The central bank's actions have wide-ranging implications for U.S. consumers, making debt more expensive at a time when delinquency rates are mounting. There are also global implications, which economists and bankers who appeared on a panel alongside Kashkari emphasized Tuesday.

The Fed tends to take the lead on monetary policy with the European Central Bank (ECB) following, though Europe is expecting multiple rate cuts this year.

"We both have a domestic mandate, and we have to focus on our own inflation outlook," panelist Klaas Knot, the Dutch Central Bank president, said. "But clearly, monetary policy always takes places in a global context because there are global spillovers."

Europe's pandemic recovery hasn't featured the productivity gains the U.S. has seen.

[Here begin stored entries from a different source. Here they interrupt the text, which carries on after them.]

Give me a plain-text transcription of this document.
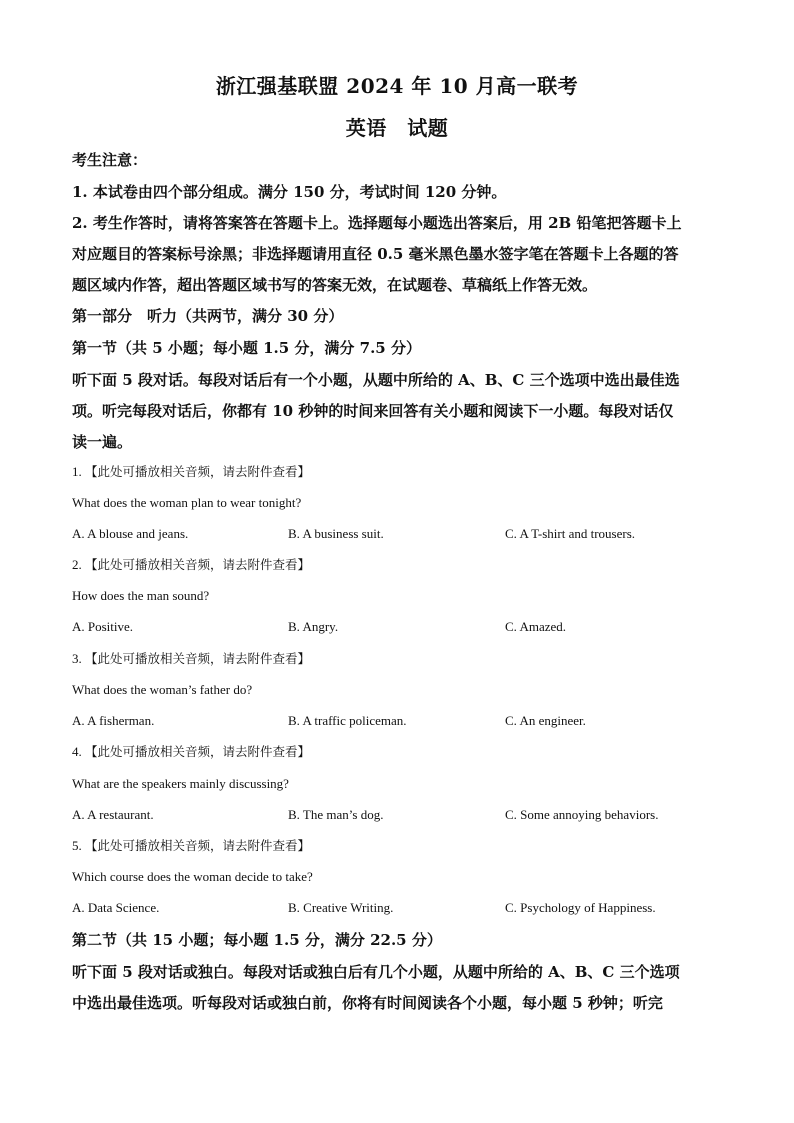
浙江强基联盟 2024 年 10 月高一联考
英语　试题
考生注意：
1. 本试卷由四个部分组成。满分 150 分，考试时间 120 分钟。
2. 考生作答时，请将答案答在答题卡上。选择题每小题选出答案后，用 2B 铅笔把答题卡上
对应题目的答案标号涂黑；非选择题请用直径 0.5 毫米黑色墨水签字笔在答题卡上各题的答
题区域内作答，超出答题区域书写的答案无效，在试题卷、草稿纸上作答无效。
第一部分　听力（共两节，满分 30 分）
第一节（共 5 小题；每小题 1.5 分，满分 7.5 分）
听下面 5 段对话。每段对话后有一个小题，从题中所给的 A、B、C 三个选项中选出最佳选
项。听完每段对话后，你都有 10 秒钟的时间来回答有关小题和阅读下一小题。每段对话仅
读一遍。
1. 【此处可播放相关音频，请去附件查看】
What does the woman plan to wear tonight?
A. A blouse and jeans.	B. A business suit.	C. A T-shirt and trousers.
2. 【此处可播放相关音频，请去附件查看】
How does the man sound?
A. Positive.	B. Angry.	C. Amazed.
3. 【此处可播放相关音频，请去附件查看】
What does the woman’s father do?
A. A fisherman.	B. A traffic policeman.	C. An engineer.
4. 【此处可播放相关音频，请去附件查看】
What are the speakers mainly discussing?
A. A restaurant.	B. The man’s dog.	C. Some annoying behaviors.
5. 【此处可播放相关音频，请去附件查看】
Which course does the woman decide to take?
A. Data Science.	B. Creative Writing.	C. Psychology of Happiness.
第二节（共 15 小题；每小题 1.5 分，满分 22.5 分）
听下面 5 段对话或独白。每段对话或独白后有几个小题，从题中所给的 A、B、C 三个选项
中选出最佳选项。听每段对话或独白前，你将有时间阅读各个小题，每小题 5 秒钟；听完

The continent also faces geopolitical stressors like the war in Ukraine and "more autocrats that have geopolitical ambitions," Knot said.

The Fed has an eye on global dynamics, Kashkari said, but will still keep its focus domestic. He noted "big losses" expected in the U.S. commercial real estate sector.

"We pay attention to the rest of the world because the rest of the world matters to the U.S.," Kashkari said. "But ultimately, we are accountable to our government just as the ECB is accountable to [Europe]."